До последнего вымпела
Шрифт:
И всё равно: корабельный кулинар ни разу не пожалел о потраченном времени на эту стряпню - он сделал то, что велела ему совесть, а дальше - пусть хоть взыскание накладывают, хотя такого, конечно, не предвидится.
– Факелы на правом траверзе!
– крик сигнальщика отвлёк офицеров (да и не только) к более насущным проблемам.

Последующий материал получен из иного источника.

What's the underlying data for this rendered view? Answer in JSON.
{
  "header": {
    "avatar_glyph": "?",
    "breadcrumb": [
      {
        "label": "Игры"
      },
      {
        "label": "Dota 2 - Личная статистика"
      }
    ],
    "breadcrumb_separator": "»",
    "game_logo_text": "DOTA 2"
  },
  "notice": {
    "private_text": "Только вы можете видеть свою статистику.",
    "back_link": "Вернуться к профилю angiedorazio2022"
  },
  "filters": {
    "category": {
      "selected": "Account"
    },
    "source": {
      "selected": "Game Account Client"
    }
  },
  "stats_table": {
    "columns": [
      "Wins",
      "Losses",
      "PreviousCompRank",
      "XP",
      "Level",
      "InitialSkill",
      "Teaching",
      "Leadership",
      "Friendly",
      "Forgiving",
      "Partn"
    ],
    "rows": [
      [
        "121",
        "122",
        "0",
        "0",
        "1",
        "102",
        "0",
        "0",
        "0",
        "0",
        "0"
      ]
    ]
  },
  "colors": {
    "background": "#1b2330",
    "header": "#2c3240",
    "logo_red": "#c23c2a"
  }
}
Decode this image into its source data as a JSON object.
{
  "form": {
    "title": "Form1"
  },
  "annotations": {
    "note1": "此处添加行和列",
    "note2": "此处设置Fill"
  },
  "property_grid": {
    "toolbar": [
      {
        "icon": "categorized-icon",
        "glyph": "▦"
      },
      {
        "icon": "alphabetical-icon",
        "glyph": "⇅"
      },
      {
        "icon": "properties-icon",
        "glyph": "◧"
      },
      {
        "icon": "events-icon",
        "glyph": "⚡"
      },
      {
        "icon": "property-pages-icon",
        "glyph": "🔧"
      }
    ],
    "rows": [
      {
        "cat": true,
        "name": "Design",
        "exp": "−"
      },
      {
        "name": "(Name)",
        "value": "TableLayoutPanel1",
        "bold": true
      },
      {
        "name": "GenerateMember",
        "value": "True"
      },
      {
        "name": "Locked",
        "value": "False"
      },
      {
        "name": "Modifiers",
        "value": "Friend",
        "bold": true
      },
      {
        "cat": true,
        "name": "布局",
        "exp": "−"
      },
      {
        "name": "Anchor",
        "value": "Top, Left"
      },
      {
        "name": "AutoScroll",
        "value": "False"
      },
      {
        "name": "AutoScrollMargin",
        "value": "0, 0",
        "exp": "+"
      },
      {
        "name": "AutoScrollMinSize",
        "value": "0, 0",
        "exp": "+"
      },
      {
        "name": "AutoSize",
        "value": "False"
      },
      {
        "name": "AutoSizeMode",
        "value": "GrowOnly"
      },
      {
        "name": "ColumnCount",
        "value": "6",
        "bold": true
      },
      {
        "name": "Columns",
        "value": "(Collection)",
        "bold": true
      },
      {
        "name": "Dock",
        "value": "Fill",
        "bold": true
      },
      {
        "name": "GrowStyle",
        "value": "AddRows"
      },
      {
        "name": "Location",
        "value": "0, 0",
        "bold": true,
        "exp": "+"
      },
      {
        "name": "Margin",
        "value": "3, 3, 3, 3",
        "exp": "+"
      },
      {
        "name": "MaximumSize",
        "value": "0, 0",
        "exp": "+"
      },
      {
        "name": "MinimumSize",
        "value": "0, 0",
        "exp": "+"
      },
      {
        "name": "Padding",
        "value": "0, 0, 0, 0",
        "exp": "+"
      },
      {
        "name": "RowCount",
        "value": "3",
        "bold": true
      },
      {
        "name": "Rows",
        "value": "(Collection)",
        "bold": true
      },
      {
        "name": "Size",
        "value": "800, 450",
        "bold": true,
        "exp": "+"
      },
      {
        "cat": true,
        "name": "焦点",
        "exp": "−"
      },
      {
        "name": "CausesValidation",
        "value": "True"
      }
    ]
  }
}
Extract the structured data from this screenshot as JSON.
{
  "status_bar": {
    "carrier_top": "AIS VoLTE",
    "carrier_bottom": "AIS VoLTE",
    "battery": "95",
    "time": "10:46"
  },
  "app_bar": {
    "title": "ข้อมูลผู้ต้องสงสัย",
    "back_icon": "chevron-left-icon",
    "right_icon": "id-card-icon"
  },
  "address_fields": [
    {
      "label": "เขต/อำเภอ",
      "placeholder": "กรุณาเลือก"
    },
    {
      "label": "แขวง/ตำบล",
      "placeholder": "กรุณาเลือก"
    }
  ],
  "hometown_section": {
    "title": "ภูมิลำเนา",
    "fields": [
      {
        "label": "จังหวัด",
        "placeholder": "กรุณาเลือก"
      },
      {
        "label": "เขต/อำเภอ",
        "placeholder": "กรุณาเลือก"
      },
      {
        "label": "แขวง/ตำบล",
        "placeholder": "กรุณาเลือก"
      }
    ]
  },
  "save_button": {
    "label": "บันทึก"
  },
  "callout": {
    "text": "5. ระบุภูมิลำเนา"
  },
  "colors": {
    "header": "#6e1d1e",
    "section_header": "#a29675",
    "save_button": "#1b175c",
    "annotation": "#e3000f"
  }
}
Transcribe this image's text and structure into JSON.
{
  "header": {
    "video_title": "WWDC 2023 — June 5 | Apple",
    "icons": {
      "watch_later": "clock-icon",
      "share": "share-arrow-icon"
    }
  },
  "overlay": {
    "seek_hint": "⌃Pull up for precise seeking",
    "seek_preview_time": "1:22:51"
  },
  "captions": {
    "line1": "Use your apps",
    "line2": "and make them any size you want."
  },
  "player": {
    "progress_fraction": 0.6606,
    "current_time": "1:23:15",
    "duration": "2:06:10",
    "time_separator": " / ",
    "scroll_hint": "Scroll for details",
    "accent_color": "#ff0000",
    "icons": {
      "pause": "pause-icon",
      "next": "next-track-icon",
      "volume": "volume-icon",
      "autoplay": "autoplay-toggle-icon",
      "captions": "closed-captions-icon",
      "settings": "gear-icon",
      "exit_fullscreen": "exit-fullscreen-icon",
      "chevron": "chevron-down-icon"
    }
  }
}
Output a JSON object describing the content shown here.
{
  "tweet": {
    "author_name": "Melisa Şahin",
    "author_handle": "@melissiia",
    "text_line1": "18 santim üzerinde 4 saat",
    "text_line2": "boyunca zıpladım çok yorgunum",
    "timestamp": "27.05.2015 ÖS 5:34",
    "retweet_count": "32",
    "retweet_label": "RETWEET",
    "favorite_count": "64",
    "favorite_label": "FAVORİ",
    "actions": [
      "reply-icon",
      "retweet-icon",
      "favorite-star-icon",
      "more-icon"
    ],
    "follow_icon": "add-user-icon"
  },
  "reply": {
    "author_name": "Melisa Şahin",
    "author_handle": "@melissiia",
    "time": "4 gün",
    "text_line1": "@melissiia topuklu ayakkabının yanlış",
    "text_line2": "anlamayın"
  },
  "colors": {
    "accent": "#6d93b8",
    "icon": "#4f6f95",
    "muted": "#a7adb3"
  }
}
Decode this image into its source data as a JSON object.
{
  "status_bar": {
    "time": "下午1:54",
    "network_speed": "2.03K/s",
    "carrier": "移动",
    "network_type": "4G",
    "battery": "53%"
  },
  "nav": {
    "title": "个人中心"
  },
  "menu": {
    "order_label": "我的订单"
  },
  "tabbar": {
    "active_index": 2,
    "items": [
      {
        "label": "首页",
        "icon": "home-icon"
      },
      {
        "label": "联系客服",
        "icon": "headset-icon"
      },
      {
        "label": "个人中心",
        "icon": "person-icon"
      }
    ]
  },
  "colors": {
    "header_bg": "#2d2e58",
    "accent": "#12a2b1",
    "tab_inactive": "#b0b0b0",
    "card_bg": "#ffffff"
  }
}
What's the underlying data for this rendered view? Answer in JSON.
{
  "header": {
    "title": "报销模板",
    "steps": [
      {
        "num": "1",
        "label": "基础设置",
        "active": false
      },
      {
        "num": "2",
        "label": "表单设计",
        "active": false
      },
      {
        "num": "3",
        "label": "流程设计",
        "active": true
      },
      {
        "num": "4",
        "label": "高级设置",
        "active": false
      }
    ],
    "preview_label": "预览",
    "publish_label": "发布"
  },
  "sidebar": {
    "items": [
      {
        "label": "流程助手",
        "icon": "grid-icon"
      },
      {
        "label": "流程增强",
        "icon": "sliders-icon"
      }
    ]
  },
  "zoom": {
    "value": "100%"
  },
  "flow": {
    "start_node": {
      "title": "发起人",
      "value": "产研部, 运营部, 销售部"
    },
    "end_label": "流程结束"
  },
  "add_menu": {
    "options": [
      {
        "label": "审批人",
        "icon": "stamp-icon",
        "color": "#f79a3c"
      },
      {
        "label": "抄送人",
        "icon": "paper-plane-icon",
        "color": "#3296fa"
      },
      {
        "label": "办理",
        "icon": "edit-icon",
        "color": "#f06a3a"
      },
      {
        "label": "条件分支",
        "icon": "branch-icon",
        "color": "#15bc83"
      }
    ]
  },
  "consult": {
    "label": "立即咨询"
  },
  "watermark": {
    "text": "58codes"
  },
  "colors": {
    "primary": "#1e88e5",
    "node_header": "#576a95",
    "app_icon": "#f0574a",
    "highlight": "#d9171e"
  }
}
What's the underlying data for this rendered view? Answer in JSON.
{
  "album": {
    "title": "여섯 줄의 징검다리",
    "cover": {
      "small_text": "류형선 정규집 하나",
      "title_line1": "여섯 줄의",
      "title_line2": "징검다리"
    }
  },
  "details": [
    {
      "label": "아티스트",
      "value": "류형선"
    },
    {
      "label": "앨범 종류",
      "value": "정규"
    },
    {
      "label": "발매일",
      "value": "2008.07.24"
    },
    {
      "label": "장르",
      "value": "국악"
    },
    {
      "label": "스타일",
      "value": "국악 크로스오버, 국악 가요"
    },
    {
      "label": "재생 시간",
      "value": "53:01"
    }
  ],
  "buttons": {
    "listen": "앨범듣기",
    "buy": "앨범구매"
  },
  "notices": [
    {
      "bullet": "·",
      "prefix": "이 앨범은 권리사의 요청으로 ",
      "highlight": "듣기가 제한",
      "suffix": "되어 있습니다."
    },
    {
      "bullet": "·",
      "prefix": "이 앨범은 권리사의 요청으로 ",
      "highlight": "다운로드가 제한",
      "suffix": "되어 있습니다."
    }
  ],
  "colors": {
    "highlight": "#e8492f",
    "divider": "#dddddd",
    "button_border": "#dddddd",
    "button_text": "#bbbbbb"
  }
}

Факелы... Это не иллюминация на празднике, это выбросы искр из труб, идущих на форсаже кораблей. И. в данной ситуации, сомнений не было, что корабли вражеские. Миноносцы. Которые наверняка ищут русскую эскадру,
Может японцам и следовало быть немножко поскромней, не пытаться догнать корабли русского флота поскорее, не использовать предельные скорости... Но очень уж хотелось. Хотелось отомстить, хотелось затоптать ненавистных гайдзинов в волны, хотелось, до жути хотелось категорически изменить итоги сегодняшнего, вернее, уже вчерашнего сражения. Или, хотя бы скрасить его результаты.
Передать по казематам и батареям, - Василий с трудом сдержался от перехода на крик, - огня не открывать! Только в случае попадания миной!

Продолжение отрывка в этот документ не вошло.